The panel was organised on the occasion of the continuation of cooperation between Mastercard and the Istria County Tourist Board through a marketing campaign that will be launched at the beginning of March on the markets of Germany, the Netherlands and the Czech Republic.

“Istria has perhaps the most sustainable tourism in the entire Mediterranean. Almost 30 years ago, Istria had 330 abandoned villages in its interior, and today, thanks to the various products we developed, including wines, oils, truffles and prosciutto, 200 villages have been saved from being lost. This is the result of our idea of sustainable development, which was based on the return of the population to the central part of this region,” said Ivošević.

Ivošević emphasised that people returned and started families in the central part of Istria. They also opened small family hotels, agricultural tourism businesses, wineries and of course – olive oil mills. This was a great return after the exodus from the peninsula that took place in the tumultuous years of WWII and its immediate aftermath.

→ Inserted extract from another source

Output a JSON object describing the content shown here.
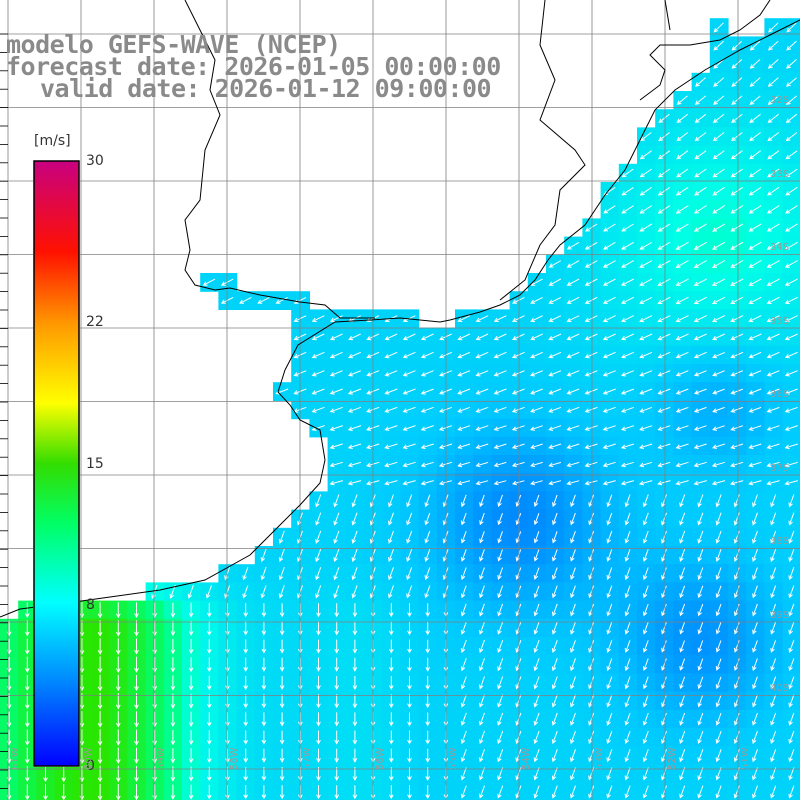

Until this great return occurred, which happened about thirty years ago, in Istria, just like elsewhere along the coast, the tourist offer was based only on the coastline. Today, things have altered dramatically, and among the main investors in the interior of Istria are Leopold Botteri and Siniša Šare, who are behind the San Canzian project.

This is an authentic luxury hotel with 28 rooms and suites, located in the medieval village of Mužolini Donji, near Buje and Grožnjan, at the foot of an imposing fourteenth century Venetian fortress. “We came across an old neglected village, fell in love at first sight and entered into this project without a second thought,” the pair revealed.

Their and numerous other authentic Istrian offers are both unique and tempting for tourists, and the panel discussion wanted to see how to further position Istria as a region that successfully attracts tourists all year round.

Small local producers enjoy support

The Istrian model of access to tourism is largely based on the support of local, small Istrian production and entrepreneurs. This includes the mutual harmony of all participants, which leads to wildly successful tourism results. One of these local businessmen, Mladen Draguzet, the owner of an adventure tourism agency, says:

“Nowadays we work 300 days a year. Here in Istria, it is really the most beautiful in the pre- and post-season, and what’s special is that we offer arrangements in which tourists who have various interests can enjoy the whole year. It’s often the case that many guests initially come to us for team building, and soon return with their families for a holiday.”